Yoga for period cramps

Yoga for period cramps

Everything has its own positive and negative implications, even periods. One of the most excruciating occurrences a girl comes across is menstrual cramps. Menstruation is a monthly affair and so are the cramps caused by it. Cramps are the result of uterine contractions and these are not only restricted to the pelvic region but also involves the thighs and lower back along with a tendency of vomiting, dizziness, fatigue and many more symptoms that vary from person to person.
Practicing yoga does not only cure period cramps but it is also beneficial for many disorders. Coming to period cramps, yoga practice assists in reducing the pain very persuasively. There are many yoga postures to cure period cramps but some of the postures may not be possible for every woman to practice. This is because people who practice yoga are quite flexible for performing all the yoga postures but not all women are flexible enough to practice each and every yoga posture during period cramps. Having said that, it is also true that at times some yoga postures are really very crucial to practice. And the most important point is that, a woman should proceed with only the types of yoga she is comfortable doing, because practicing wrong yoga postures can lead to supplementary cramps with side-effects.

Here are some yoga postures for preventing period cramps:

  1. Arching pigeon – Arching Pigeon or pigeon pose is one of the mostly recommended forms of yoga during period cramps. This pose opens up the hip which reduces the pain to quite a certain extent. Here’s what you can do to get into the pigeon like pose – Bending the right knee and extending the left leg behind while sitting on the floor, placing hands on the hip and curving the back. In case a person is not comfortable with this particular pose then the substitute is practicing the same pose with arms in the air. After holding the pose for about five minutes, practicing the same pose in the alternate direction. This posture is really beneficial for all the women who face severe cramps during periods.
  1. One-armed Camel – This intimidating sounding yoga asan is a powerful pose to combat the period pain. For relief from major cramps, practice this aasan by –Standing on the shinbone so that the hips are appropriately positioned beneath the hips. Extending the left hand in the air while placing the right hand on the right heel. Stretching the belly and chest by shifting the weight ahead on to the knees.
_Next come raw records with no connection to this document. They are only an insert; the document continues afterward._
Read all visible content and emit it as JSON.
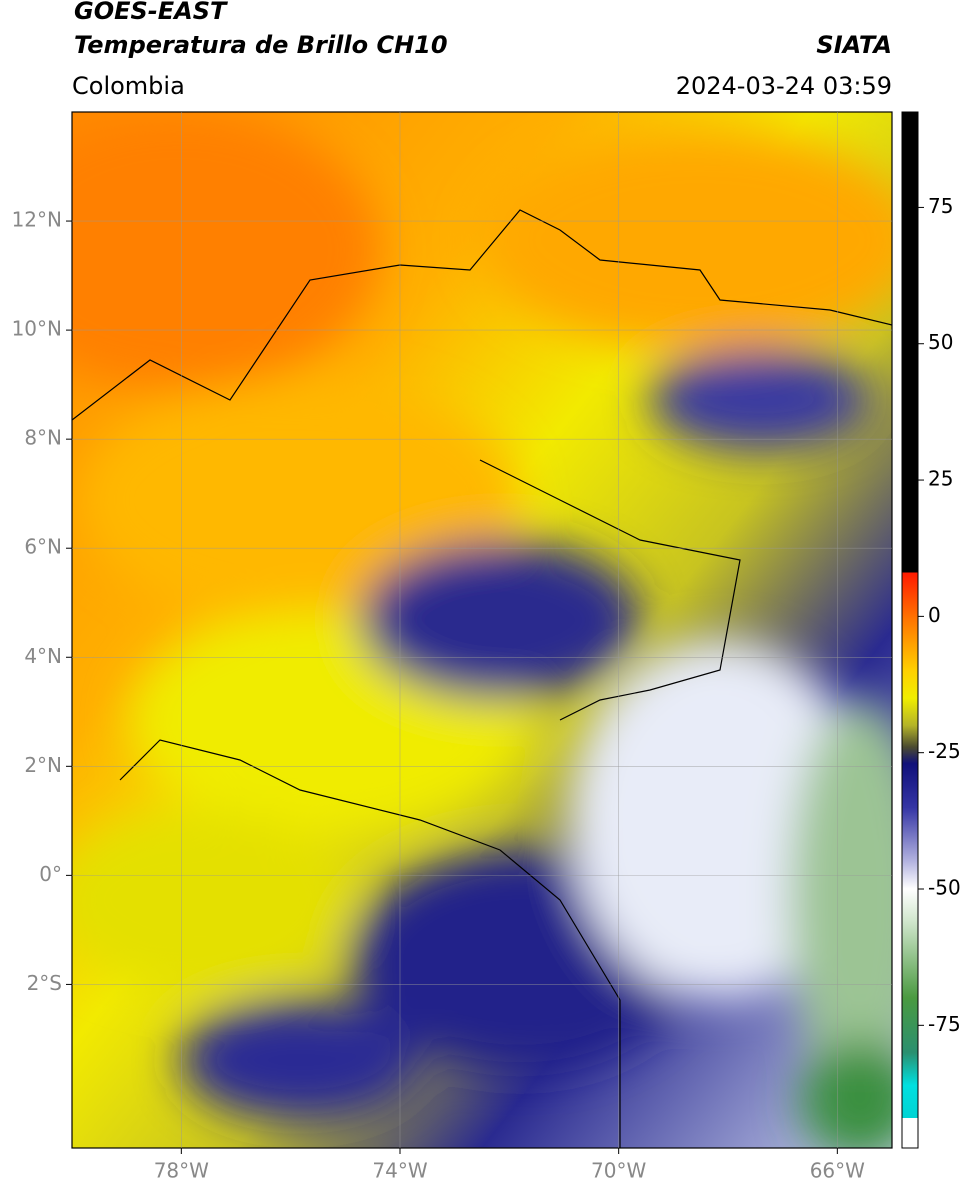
{
  "header": {
    "title": "GOES-EAST",
    "subtitle": "Temperatura de Brillo CH10",
    "region": "Colombia",
    "source": "SIATA",
    "datetime": "2024-03-24 03:59"
  },
  "map": {
    "xlim": [
      -80,
      -65
    ],
    "ylim": [
      -5,
      14
    ],
    "grid": true,
    "xticks": [
      {
        "value": -78,
        "label": "78°W"
      },
      {
        "value": -74,
        "label": "74°W"
      },
      {
        "value": -70,
        "label": "70°W"
      },
      {
        "value": -66,
        "label": "66°W"
      }
    ],
    "yticks": [
      {
        "value": 12,
        "label": "12°N"
      },
      {
        "value": 10,
        "label": "10°N"
      },
      {
        "value": 8,
        "label": "8°N"
      },
      {
        "value": 6,
        "label": "6°N"
      },
      {
        "value": 4,
        "label": "4°N"
      },
      {
        "value": 2,
        "label": "2°N"
      },
      {
        "value": 0,
        "label": "0°"
      },
      {
        "value": -2,
        "label": "2°S"
      }
    ]
  },
  "colorbar": {
    "lim": [
      -97.5,
      92.5
    ],
    "ticks": [
      75,
      50,
      25,
      0,
      -25,
      -50,
      -75
    ],
    "colormap": [
      {
        "value": 92.5,
        "color": "#000000"
      },
      {
        "value": 8,
        "color": "#000000"
      },
      {
        "value": 8,
        "color": "#ff1a00"
      },
      {
        "value": 0,
        "color": "#ff7000"
      },
      {
        "value": -10,
        "color": "#ffd000"
      },
      {
        "value": -15,
        "color": "#f0ee00"
      },
      {
        "value": -20,
        "color": "#b4b428"
      },
      {
        "value": -24,
        "color": "#4a4a30"
      },
      {
        "value": -27,
        "color": "#10107a"
      },
      {
        "value": -35,
        "color": "#3434a4"
      },
      {
        "value": -45,
        "color": "#b4b4e0"
      },
      {
        "value": -50,
        "color": "#ffffff"
      },
      {
        "value": -56,
        "color": "#d0e6cc"
      },
      {
        "value": -70,
        "color": "#4a9a40"
      },
      {
        "value": -80,
        "color": "#2a9070"
      },
      {
        "value": -86,
        "color": "#00e0e0"
      },
      {
        "value": -92,
        "color": "#00d4d4"
      },
      {
        "value": -92,
        "color": "#ffffff"
      },
      {
        "value": -97.5,
        "color": "#ffffff"
      }
    ]
  }
}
Holding this pose for five breaths while lowering the head behind. Then repeat the same in the opposite direction.
  1. Wild- Child’s Pose – This posture does not only sound catchy to the ear but it is also very relaxing to the cramps in the lower back. This pose is really simple and comfortable to practice as it only requires – Placing knees on the floor forward and then extending the arms forthright and then resting the head on the floor or turning the head in any of the directions. Then holding the pose for about five breaths and trying the same in the alternate direction.
  1. Reclining Twist – This position works positively for the lower back as well as the lower belly. Here’s how we suggest reclining with a twist! – Crossing the left knee over the right knee while lying on the floor. Then extending the arms wide open glaring the left side. Finally, holding the pose for five breaths and one can feel positive changes. Most importantly, avoid taking the support of hands rather use abs to lift the knees on any side.

Yoga, as we all know provides numerous health benefits to everyone of any age. Practicing yoga on a daily basis is thoroughly beneficial for the mind, body and soul & definitely during menstruation. Practicing the above poses, will greatly ease menstrual cramps. Happy Period to You!